Although once titled Jurassic Park IV and although once expected to open on June 13, 2014, the since-delayed sequel / potential reboot has been given a new moniker and a new place: Jeff Sneider has tweeted that the project, from now on called Jurassic World, will arrive on June 12, 2015. This development confirms a small report from June, though little (if anything) else rumored about the picture has been made clear, save for the less-than-telling involvement of director Colin Trevorrow (Safety Not Guaranteed) and scribes Rick Jaffa & Amanda Silver (Rise of the Planet of the Apes). The rest, I’m afraid, will have to wait.
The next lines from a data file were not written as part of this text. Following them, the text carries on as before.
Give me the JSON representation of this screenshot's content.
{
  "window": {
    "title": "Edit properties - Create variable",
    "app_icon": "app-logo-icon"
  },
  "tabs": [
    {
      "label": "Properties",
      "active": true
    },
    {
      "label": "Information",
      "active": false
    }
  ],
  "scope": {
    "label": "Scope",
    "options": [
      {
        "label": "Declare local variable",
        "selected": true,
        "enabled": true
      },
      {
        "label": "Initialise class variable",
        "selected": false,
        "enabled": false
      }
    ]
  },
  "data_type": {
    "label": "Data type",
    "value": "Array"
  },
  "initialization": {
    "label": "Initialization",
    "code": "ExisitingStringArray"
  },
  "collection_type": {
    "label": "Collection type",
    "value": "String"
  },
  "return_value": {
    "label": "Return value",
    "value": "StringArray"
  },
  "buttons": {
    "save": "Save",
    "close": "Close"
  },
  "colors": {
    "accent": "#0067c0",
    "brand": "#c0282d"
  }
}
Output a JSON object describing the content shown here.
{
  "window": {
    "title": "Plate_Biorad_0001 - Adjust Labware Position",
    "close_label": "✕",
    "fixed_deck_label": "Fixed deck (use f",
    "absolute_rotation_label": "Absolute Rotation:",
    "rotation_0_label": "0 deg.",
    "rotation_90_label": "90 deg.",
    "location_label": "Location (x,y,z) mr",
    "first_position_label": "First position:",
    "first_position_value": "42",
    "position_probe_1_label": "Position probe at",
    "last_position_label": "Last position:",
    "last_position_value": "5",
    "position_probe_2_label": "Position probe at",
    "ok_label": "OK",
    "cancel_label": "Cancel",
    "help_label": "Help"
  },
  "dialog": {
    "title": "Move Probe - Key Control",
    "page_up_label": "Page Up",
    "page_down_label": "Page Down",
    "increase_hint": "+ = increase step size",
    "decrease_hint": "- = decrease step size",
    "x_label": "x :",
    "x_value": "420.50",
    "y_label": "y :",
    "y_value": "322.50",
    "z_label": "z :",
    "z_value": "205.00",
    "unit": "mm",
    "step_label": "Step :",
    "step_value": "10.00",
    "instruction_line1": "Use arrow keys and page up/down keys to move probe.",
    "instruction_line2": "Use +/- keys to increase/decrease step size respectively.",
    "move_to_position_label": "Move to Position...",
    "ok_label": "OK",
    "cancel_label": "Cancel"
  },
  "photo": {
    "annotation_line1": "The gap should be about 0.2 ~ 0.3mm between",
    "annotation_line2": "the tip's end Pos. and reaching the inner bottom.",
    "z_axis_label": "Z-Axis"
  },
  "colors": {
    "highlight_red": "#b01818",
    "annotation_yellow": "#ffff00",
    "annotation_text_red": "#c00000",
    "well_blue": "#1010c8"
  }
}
Update: Check out a pitch video for the project below, which is not part of the film, but gives us a glance at a dinosaur attack. [Shock Til You Drop]
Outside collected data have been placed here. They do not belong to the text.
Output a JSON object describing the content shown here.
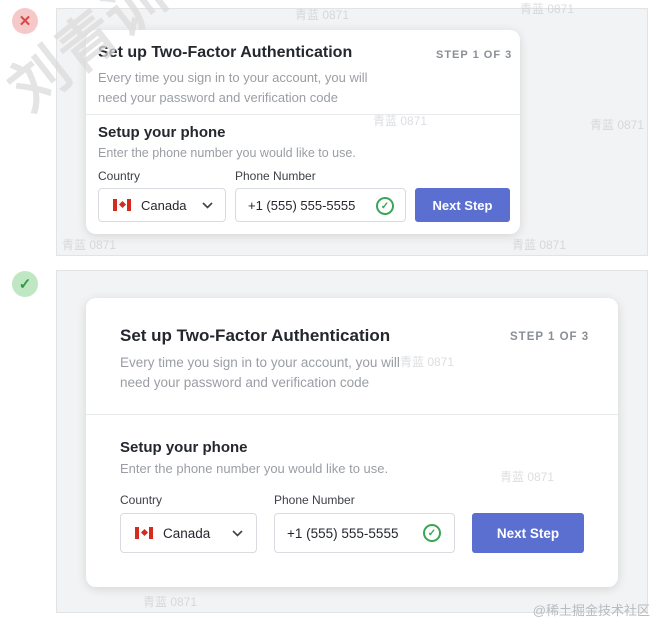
{
  "examples": {
    "bad_badge": "✕",
    "good_badge": "✓"
  },
  "card_top": {
    "title": "Set up Two-Factor Authentication",
    "step": "STEP 1 OF 3",
    "desc_line1": "Every time you sign in to your account, you will",
    "desc_line2": "need your password and verification code",
    "subtitle": "Setup your phone",
    "subdesc": "Enter the phone number you would like to use.",
    "country_label": "Country",
    "country_value": "Canada",
    "phone_label": "Phone Number",
    "phone_value": "+1 (555) 555-5555",
    "button": "Next Step"
  },
  "card_bottom": {
    "title": "Set up Two-Factor Authentication",
    "step": "STEP 1 OF 3",
    "desc_line1": "Every time you sign in to your account, you will",
    "desc_line2": "need your password and verification code",
    "subtitle": "Setup your phone",
    "subdesc": "Enter the phone number you would like to use.",
    "country_label": "Country",
    "country_value": "Canada",
    "phone_label": "Phone Number",
    "phone_value": "+1 (555) 555-5555",
    "button": "Next Step"
  },
  "watermark": {
    "big": "刘青训",
    "small": "青蓝 0871",
    "credit": "@稀土掘金技术社区"
  },
  "colors": {
    "accent": "#5b6fd1",
    "success": "#3aa655",
    "error_badge": "#f6c9c9",
    "success_badge": "#bfe7c4",
    "flag_red": "#d52b1e"
  }
}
Meanwhile, Edgar Wright‘s much-anticipated Ant-Man has been pushed up, going from a set slot of November 6, 2015 to July 31 of the same year. While Disney and Marvel have provided no reason for this shift of positions, a same-day November slotting for Bond 24 might suggest the respective companies’ understanding that Hank Pym, size-manipulating though he may be, is no box-office match for 007; all that’s noted to be opening that last Friday of July would be Miss Peregrine’s Home for Peculiars, a potential directing vehicle for Tim Burton. With Wright and Attack the Block‘s Joe Cornish having penned Ant-Man‘s script — and with the latter’s proposed directorial effort, Rust, now handed to another, making him a rarer commodity — the choice is mighty clear.
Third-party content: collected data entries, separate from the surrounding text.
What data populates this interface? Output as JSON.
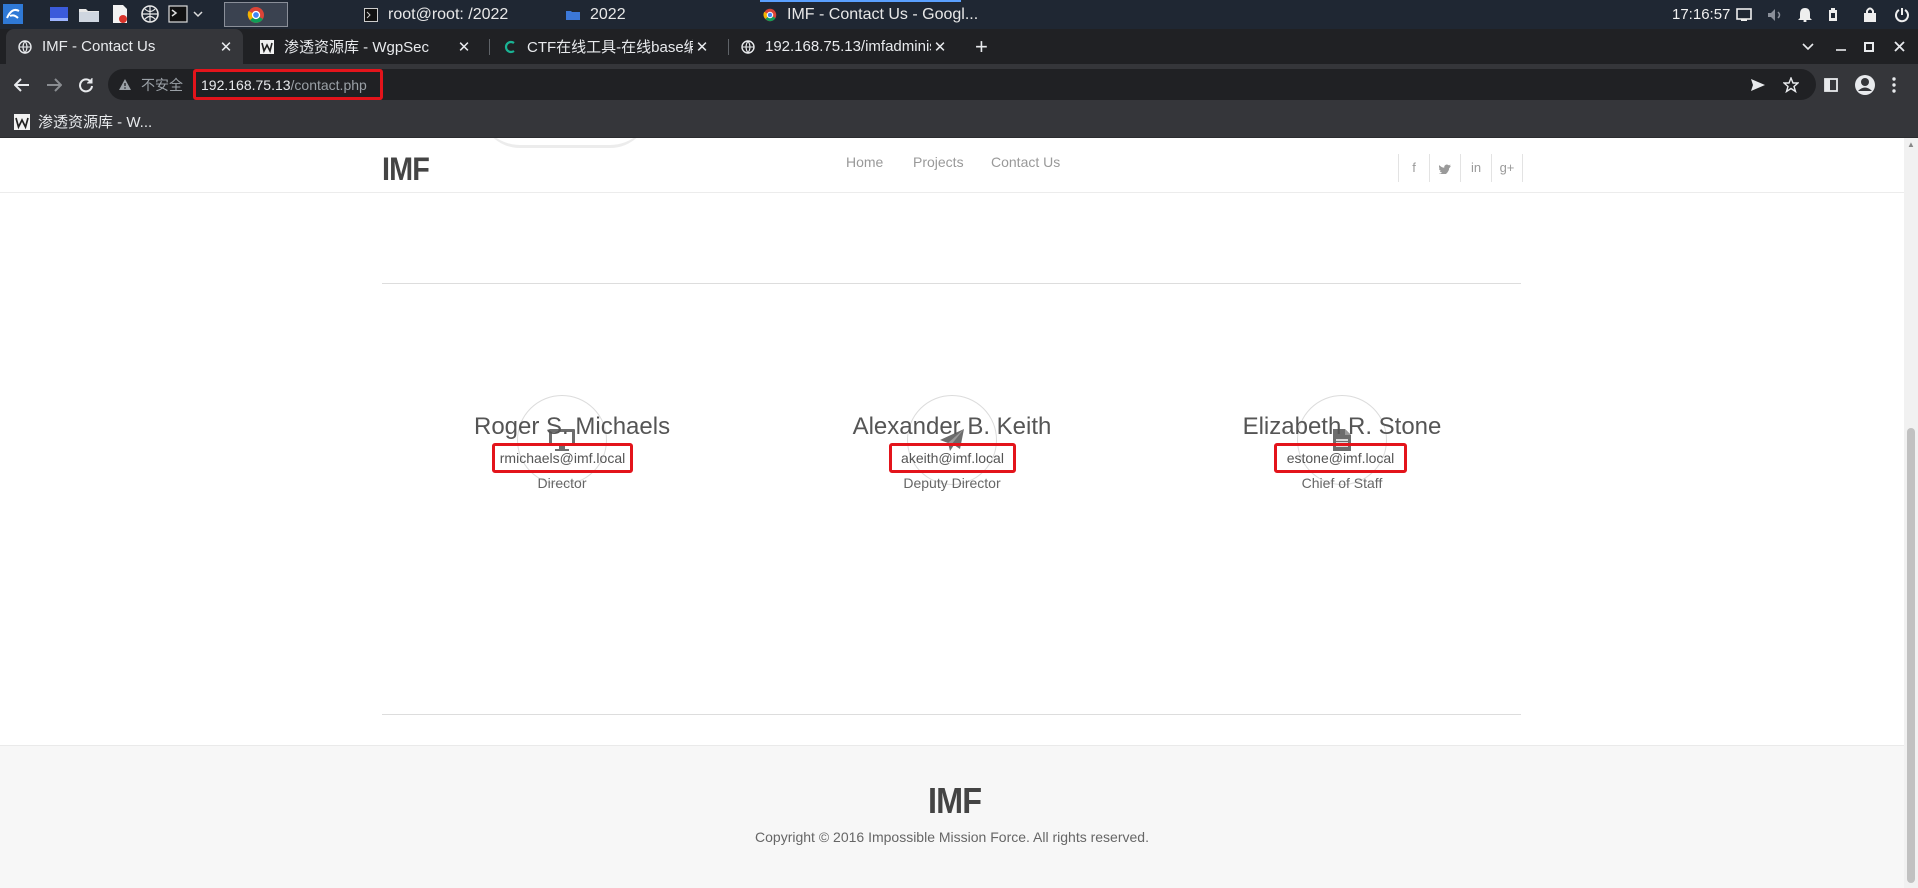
{
  "os_taskbar": {
    "windows": [
      {
        "label": "root@root: /2022"
      },
      {
        "label": "2022"
      },
      {
        "label": "IMF - Contact Us - Googl..."
      }
    ],
    "clock": "17:16:57"
  },
  "browser": {
    "tabs": [
      {
        "title": "IMF - Contact Us",
        "active": true
      },
      {
        "title": "渗透资源库 - WgpSec",
        "active": false
      },
      {
        "title": "CTF在线工具-在线base编",
        "active": false
      },
      {
        "title": "192.168.75.13/imfadminis",
        "active": false
      }
    ],
    "new_tab": "+",
    "security_label": "不安全",
    "url_host": "192.168.75.13",
    "url_path": "/contact.php",
    "bookmarks": [
      {
        "label": "渗透资源库 - W..."
      }
    ]
  },
  "site": {
    "logo": "IMF",
    "nav": [
      {
        "label": "Home"
      },
      {
        "label": "Projects"
      },
      {
        "label": "Contact Us"
      }
    ],
    "social": [
      "f",
      "t",
      "in",
      "g+"
    ],
    "contacts": [
      {
        "name": "Roger S. Michaels",
        "email": "rmichaels@imf.local",
        "role": "Director",
        "icon": "desktop-icon"
      },
      {
        "name": "Alexander B. Keith",
        "email": "akeith@imf.local",
        "role": "Deputy Director",
        "icon": "paper-plane-icon"
      },
      {
        "name": "Elizabeth R. Stone",
        "email": "estone@imf.local",
        "role": "Chief of Staff",
        "icon": "document-icon"
      }
    ],
    "footer_logo": "IMF",
    "copyright": "Copyright © 2016 Impossible Mission Force. All rights reserved."
  },
  "colors": {
    "highlight_box": "#e3141b",
    "browser_frame": "#202124",
    "toolbar": "#35363a"
  }
}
Last and least, Pirates of the Caribbean 5: Dead Men Tell No Tales has gone from an opening of July 15, 2015 to no opening at all, Disney opting “to have all the right elements in place” before Kon-Tiki helmers Joachim Rønning and Espen Sandber call their first shot. (The summer of 2016 sounds to be in the cards, though this goes unconfirmed.) For a series so frequently tied to the notorious practice of filming before a completed script was in anyone’s hands, some think this action is all part of the pared-down Bruckheimer‘s plans to, in some way, atone for those financial woes which plagued this past summer’s Lone Ranger. I’m obviously coming from an outside perspective, but: if the result is a fifth franchise installment with the same off-kilter sensibilities and strangely subversive qualities that marked Gore Verbinski‘s picture, their troubles will be worthwhile.
Any hopes, still, for Jurassic World? What do you make of the Ant-Man and Pirates shifts?